Tuning the isomer composition is a key to overcome the performance limits of commercial benzyltoluene as liquid organic hydrogen carrier

This work is the outcome of a three-year journey to develop a technically feasible way to overcome the limits of the benzyltoluene (H0-BT) and perhydro benzyltoluene (H12-BT) pair, recognized as an attractive liquid organic hydrogen carrier (LOHC) system. In the first attempt to synthesize and evaluate three H0-BT regioisomers, the para isomer showed faster H2 storage and release rates than the ortho and meta counterparts. This was attributed to its favorable adsorption capacity and strength on the catalyst surface. The subsequent evaluation of binary and ternary H0-/H12-BT isomeric mixtures, prepared by physical mixing the synthesized isomers, suggested that abundant amounts of para isomer in the mixture were needs to maximize the LOHC performance.

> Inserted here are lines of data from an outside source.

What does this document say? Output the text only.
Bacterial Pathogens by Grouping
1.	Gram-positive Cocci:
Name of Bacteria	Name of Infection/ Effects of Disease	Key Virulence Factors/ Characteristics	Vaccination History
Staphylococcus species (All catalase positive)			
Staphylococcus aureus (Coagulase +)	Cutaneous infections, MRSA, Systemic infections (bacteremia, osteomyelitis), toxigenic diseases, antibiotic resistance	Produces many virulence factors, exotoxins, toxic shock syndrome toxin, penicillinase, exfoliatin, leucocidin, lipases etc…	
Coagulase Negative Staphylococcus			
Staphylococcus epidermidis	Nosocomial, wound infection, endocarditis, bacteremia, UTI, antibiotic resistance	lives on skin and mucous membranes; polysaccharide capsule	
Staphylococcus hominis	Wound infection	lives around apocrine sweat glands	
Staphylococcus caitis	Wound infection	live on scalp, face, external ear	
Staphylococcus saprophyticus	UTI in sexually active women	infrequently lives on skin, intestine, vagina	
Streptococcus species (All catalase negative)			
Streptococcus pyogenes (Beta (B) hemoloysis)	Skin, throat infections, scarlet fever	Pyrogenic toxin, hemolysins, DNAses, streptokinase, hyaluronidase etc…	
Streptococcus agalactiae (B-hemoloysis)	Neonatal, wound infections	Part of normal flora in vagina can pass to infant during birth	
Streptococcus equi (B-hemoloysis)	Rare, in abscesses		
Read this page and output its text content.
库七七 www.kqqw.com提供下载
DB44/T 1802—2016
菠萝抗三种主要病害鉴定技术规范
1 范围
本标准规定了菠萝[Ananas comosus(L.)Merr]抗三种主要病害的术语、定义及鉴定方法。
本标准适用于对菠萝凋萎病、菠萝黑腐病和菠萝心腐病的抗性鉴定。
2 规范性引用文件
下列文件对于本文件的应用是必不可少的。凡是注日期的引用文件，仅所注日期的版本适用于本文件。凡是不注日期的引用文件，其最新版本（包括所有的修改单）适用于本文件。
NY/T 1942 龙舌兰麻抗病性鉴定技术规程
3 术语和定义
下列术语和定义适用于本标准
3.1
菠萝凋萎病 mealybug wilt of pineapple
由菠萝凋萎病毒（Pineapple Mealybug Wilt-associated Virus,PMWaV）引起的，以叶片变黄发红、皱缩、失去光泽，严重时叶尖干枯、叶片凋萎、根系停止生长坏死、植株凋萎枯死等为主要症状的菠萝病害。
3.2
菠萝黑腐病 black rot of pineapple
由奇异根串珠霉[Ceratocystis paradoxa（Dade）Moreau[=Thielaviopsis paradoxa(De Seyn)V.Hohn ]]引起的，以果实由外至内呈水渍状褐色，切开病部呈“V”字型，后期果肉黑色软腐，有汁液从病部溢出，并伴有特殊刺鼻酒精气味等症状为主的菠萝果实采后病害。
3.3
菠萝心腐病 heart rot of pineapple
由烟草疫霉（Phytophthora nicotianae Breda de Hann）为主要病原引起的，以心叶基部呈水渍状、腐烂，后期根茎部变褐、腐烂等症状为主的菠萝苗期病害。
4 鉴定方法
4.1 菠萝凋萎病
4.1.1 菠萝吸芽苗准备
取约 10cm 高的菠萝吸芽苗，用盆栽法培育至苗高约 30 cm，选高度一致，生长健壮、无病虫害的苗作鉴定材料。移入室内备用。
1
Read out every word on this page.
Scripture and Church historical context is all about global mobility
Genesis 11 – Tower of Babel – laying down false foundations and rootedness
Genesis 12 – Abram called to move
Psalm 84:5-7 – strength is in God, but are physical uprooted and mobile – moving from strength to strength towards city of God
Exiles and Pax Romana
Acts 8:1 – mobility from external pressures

Thus, a H0-BT mixture with 72 % para isomer was successfully synthesized using the zeolite H-Beta under optimized conditions, resulting in a faster kinetics of both H2 storage and release than commercial Marlotherm LH. Cycling tests on this mixture indicated that the formation of methylfluorene as a dehydrogenation byproduct was detrimental to the hydrogenation reaction. By reducing the formation of methylfluorene to a level of 3 % using a sulfur-decorated Pt/Al2O3 catalyst, a gravimetric H2 storage density of 6 wt% could be maintained for 10 cycles. Finally, a cost analysis confirmed that the isomeric composition of H0-BT in the mixture should be tuned to increase the para isomer content, while the raw materials for H0-BT synthesis are cheap. The step-by-step approach reported herein will pave the way for the development of novel aromatic LOHC systems in the near future.